Houses are selling, he [Nick Cooper, a founding agent with Vision Real Estate in Corte Madera] said, especially at the higher end of the market. Proper pricing is key... [in other words, lower the price and keep lowering it until it sells...or don't sell at all.]

Hoping to help buyers caught in the crunch, some skittish sellers are putting up money, hoping to bridge the financial divide to close the deal. It's not something you see often in Marin, agents said. "We haven't seen seller financing in 10 years," said Kathy Schlegel of Lucas Valley Properties.

"It was so unrealistic to have the money so easily available," said Bill McKeon, a broker associate at Pacific Union Real Estate in Greenbrae. "That's what everyone's talking about. It was very common to have zero-down purchases a lot based on stated income, and that was bound to end. I think what's catching everyone by surprise is how abruptly it ended."

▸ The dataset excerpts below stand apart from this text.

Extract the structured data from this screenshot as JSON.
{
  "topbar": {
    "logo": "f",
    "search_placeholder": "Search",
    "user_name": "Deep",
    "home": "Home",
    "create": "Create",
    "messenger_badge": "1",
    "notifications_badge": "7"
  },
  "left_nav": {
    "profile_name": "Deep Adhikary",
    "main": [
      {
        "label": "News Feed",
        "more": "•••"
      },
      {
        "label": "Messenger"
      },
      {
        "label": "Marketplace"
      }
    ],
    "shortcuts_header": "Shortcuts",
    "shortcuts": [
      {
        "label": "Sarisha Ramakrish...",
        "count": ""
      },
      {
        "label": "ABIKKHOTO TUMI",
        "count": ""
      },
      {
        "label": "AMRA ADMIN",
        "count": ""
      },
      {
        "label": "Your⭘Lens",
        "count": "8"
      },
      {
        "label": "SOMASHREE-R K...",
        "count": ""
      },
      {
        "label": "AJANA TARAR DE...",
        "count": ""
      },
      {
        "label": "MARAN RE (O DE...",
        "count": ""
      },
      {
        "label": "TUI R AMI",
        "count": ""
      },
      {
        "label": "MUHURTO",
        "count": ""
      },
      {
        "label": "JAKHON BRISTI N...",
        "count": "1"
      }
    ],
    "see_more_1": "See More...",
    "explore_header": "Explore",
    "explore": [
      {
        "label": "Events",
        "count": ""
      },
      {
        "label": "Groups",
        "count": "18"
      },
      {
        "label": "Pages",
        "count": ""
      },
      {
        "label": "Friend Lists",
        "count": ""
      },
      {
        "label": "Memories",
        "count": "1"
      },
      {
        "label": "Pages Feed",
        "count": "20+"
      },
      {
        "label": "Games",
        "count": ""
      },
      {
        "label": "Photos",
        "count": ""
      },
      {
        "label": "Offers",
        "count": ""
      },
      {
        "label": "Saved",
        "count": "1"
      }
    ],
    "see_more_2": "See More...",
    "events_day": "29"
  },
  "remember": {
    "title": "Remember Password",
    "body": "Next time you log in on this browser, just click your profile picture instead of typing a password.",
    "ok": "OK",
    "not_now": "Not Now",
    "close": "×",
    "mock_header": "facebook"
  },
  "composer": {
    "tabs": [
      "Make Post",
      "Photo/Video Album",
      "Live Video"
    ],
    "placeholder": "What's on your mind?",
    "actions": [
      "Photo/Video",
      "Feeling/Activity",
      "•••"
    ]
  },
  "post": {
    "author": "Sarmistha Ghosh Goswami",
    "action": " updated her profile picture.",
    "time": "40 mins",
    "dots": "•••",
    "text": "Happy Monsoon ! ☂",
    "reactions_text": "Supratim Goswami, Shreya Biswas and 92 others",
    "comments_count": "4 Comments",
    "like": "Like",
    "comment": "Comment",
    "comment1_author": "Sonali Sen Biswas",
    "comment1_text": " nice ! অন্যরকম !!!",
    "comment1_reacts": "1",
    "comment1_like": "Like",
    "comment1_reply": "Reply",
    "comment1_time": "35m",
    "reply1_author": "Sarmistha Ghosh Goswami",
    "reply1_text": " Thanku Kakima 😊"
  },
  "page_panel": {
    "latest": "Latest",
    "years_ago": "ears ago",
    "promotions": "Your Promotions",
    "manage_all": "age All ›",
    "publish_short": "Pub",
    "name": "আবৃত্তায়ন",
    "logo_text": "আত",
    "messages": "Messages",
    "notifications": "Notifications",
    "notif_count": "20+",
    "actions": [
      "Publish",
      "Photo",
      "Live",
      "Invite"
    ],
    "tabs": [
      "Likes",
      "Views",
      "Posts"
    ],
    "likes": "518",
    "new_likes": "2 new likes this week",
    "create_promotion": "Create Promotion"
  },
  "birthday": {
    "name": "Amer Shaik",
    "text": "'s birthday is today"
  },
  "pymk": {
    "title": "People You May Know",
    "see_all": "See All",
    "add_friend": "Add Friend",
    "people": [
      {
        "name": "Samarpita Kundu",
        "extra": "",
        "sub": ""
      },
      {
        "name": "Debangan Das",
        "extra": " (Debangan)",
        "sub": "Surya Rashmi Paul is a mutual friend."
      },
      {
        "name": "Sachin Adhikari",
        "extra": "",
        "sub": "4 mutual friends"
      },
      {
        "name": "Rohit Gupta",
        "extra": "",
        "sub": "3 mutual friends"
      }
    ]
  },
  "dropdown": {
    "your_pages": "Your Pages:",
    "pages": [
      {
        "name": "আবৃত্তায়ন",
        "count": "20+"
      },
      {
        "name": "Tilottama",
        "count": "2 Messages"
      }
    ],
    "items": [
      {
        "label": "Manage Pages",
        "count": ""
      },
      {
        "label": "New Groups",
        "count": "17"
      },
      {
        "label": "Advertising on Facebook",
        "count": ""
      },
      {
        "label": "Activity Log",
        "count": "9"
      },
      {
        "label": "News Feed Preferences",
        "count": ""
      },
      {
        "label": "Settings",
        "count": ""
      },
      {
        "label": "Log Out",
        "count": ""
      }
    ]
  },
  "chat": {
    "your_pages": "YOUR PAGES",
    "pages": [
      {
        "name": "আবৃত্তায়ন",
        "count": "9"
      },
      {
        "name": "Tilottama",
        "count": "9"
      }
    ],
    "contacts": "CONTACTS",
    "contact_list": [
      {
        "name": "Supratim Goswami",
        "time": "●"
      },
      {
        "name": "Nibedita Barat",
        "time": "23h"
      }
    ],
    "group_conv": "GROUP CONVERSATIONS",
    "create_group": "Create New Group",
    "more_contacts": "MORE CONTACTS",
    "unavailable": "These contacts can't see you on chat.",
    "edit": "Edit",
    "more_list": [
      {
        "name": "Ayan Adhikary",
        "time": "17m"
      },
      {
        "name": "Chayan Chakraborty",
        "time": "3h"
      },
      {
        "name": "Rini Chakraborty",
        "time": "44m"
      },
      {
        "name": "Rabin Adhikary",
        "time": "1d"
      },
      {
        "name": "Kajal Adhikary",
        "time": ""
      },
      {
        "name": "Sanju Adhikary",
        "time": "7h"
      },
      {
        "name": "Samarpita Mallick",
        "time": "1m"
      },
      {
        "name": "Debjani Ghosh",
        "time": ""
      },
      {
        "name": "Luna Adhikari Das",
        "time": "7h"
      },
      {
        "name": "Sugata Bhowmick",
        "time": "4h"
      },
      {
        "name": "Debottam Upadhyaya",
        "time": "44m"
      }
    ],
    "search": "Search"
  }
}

"We're kind of on an island here," he [Christensen] said of Marin. "It may not be as bad as it is in some other places, but I think it's going to be a little worse than people think unless the Fed steps in and takes some radical steps." "I think people need to take a deep breath and let this thing settle out," he [Christensen] said. "There's a correction occurring. Some people are going to lose their homes, some in Marin.
Unrestrained arrogance and hubris will get you every time.

And I really despise it when a news paper prints stuff like "Is it going to be biblical proportions? I don't think so [said Christensen]." Pose an absurd question as legitimate and then answer it. The answer is equally absurd. Correct me if I am wrong, but this is a false dichotomy and a form of argumentation you see all the time being spewed by those with a vested interest; it is common practice in the real estate industry during times like these. No, it won't be of "biblical proportions". Nothing ever is. Even the Great Depression was not of "biblical proportions". But it does not mean it won't be very, very painful for many people.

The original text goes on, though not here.